Portugal "SS" e o célebre burro de Buridan (conclusão)
O Portugal romântico vive um momento realista. Romântico pela visão, realista pela necessidade dramática na luta dos problemas e conflitos que temos pela frente. Portugal mais parece um (tubo de) ensaio político romanceado em que há duas figuras centrais: Santana e Sócrates (SS) que intervém na área de influência da outra, mas em que nenhuma interfere com o País. Parecem dois conselheiros “acácios”, de ontem e de hoje, especializados em elogios fúnebres e referências à querida Europa que desconhecem, mas têm pena. Como o macarrão da sua querida Itália, onde lamentam (também) nunca ter estado.
É assim que vejo o “Portugal SS”, prolongando o projecto queiroziano de vingança e de retrato decadente do País, novamente ameaçado na sua autonomia política e sobrevivência económica e cultural. É o Portugal paroquiano da compra de votos e da obsessão com a imagem (política) revestida com factos Armani e corte de cabelo à George Clooney. O objectivo do momento é identificar a motivação dos comportamentos sociais para saber como melhor subordinar os vencidos às máquinas partidárias lideradas por caciques sem escrúpulos que, além de não terem uma visão para o país, falam mal o português e foram repetentes na escola.
Quem fala nas hierarquias das atractividades e na regulação da globalização competitiva (GC) em prol das populações? Quem fala em elevar o potencial de modernização da sociedade? Quem fala em reformar o Estado e reduzir drasticamente esse sorvedouro representado numa anquilosada Administração Pública (do selo e do suborno), que em nada ajuda o tecido económico e social do País? Perversamente, o Portugal SS, só fala nas listas, no Sr. Pôncio, nas “facadas nas costas”, nos “tachos” para os excluídos das listas do PP do “Paulinho das feiras”, nos cartazes do passado para emprestarem currículo futuro a quem nunca fez nada fora da política e num role de acusações de “faca e alguidar” que só desprestigia o País. O sistemático gap entre o prometido e o realizado, que se torna cumulativo, evidencia a deficiência do controlo político que deveria orientar a evolução das sociedades desenvolvidas. E o sistema político, que é a única instância de controlo dessa trajectória, é a 1ª a dar um mau exemplo por não atender às exigências dessa função, com a agravante da mesma não poder ser exercida por nenhuma outra, garantindo condições de legitimidade, eficácia e continuidade.

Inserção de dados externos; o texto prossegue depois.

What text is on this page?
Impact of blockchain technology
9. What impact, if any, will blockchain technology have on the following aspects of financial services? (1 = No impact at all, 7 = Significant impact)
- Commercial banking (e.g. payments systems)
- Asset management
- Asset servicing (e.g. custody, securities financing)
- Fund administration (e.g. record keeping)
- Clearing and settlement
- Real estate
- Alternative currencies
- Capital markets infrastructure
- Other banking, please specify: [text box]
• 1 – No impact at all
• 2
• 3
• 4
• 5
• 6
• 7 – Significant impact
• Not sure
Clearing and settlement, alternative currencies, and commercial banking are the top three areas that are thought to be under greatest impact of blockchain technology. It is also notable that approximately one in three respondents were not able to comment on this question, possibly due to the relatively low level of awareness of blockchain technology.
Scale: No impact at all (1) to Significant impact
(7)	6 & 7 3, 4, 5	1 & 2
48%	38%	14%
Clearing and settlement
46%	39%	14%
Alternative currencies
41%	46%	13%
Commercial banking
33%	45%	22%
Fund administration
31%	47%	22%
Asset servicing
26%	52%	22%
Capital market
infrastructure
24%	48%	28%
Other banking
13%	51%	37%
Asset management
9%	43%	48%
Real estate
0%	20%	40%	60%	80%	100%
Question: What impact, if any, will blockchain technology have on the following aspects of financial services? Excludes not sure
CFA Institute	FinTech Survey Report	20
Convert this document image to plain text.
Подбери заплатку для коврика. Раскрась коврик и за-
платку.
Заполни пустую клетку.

Resultado: Portugal caiu na armadilha do amadorismo político, espelhado na incongruência entre o anunciado e o concretizado, mostrando como o “guarda” (dos guardas) não vigia, e o regulador está desregulado. E assim chegámos onde estamos: uma sociedade de passado, em decadência, falha de ideias e capitais, frustrada na sua ânsia de modernização. Como diria F. Pessoa, já sistematizado noutra reflexão (Autopsicografia da crise): vestimos o dominó errado, com a máscara colada à cara e conhecemo-nos por quem não somos. É assim, hoje, que o Portugal SS se pode retratar quando olha no espelho e vê um país rachado.
Privilegiámos o distributivismo do Estado sem atender às necessidades futuras, o escol político é autor de inesperada incompetência e conflitualidade, não ganhámos posições na economia internacional e afastámo-nos da Europa. No fim, desejamos um modelo de desenvolvimento via globalização de rosto humano, mas só falamos nos fundos comunitários que deslizam para o leste europeu. Caminhamos contra a história, agora de feição para a China e Índia (a fábrica e o escritório do mundo). E constatamos que o poder político está cada vez mais condicionado e diminuído por esse efeito da complexidade gerado pela GC. Nem a resolução da Guerra-Fria a favor do Ocidente, nem a tese do Fim da história de Fukuyama, nem os fluxos migratórios (capitais & tecnologias), nem a GC (respondida à bomba pelas redes terroristas), nem a falta de competitividade económica e ausência de modelo de desenvolvimento, nem a dependência energética – nada – nos faz arrepiar caminho desta vil mediania.
Portugal vive uma “privação sensorial” que o conduz à angústia e à alucinação. É um problema de liberdade análoga à do burro (de Giovanni Buridan) que entre dois molhos de feno iguais, ou entre aveia e água, deixa-se morrer por incapacidade de escolha.